Nankai Trough, Japan

Location of the Nankai Trough

Location of the Nankai Trough: ©  Geodaugherty

As with the ancient accretionary prism formed in the Southern Uplands during the Caledonian orogeny, the Nankai accretionary prism is a product of the tectonic processes at collision plate margins. The Nankai trough marks the subduction of the Philippine Sea plate beneath Japan, part of the Eurasian plate. This type of plate boundary is usually in the form of an Oceanic trench (as with other boundaries at the edge of the Pacific Plate), but at this site a high volume of sediments accumulating in the Nankai trough means that there is a substantial amount of deformed trench sediments. There are also a number of seamounts (submarine mountains) rising from the sea floor in this area that are covered in the accumulating sediments.

  Turbidity Currents
  Longitudinal section through an underwater turbidity current:

The deposits found in the accretionary prism are predominantly turbidites, sediments deposited by sediment-laden downhill flows of water that are common in trough environments. Turbidity currents can be thought of as underwater avalanches which travel down the steep slopes of the continental shelf and deposit sediments on the sea floor in order from coarse to fine as the current travels away from the slope. This sequence of deposition creates the characteristic Bouma sequence.
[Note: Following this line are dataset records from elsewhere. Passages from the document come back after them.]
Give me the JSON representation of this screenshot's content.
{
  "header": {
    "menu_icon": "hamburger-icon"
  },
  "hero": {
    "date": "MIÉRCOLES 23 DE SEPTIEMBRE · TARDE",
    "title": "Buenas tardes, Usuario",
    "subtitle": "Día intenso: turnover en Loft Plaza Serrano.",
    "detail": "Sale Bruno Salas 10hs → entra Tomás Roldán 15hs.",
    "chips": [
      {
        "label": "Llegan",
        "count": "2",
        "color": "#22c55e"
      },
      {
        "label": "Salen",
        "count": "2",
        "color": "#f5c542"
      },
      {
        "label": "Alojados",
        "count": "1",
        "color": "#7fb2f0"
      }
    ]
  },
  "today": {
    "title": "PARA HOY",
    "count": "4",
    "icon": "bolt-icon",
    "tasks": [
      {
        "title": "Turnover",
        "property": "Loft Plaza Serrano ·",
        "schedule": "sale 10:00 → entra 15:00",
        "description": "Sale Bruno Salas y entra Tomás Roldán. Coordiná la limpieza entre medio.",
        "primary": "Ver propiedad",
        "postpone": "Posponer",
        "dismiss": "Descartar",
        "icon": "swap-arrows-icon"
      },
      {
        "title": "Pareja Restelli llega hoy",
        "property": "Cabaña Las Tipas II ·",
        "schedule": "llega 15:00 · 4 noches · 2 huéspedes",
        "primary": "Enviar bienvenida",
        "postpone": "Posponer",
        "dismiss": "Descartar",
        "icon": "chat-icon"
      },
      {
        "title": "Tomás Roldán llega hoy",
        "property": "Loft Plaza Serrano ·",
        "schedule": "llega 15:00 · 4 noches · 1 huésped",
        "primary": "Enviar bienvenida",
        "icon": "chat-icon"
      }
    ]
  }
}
The fault that underlies the submarine trough, the Nankai megathrust, is the source of the often devastating megathrust earthquakes experienced in this region of Japan. The trough is a region of very active deformation and seismic activity and several thrust faults have been identified throughout. Recently the International Ocean Discovery Programme completed an expedition to drill cores in the Nankai trough to observe the sub-seafloor biosphere in the accretionary prism.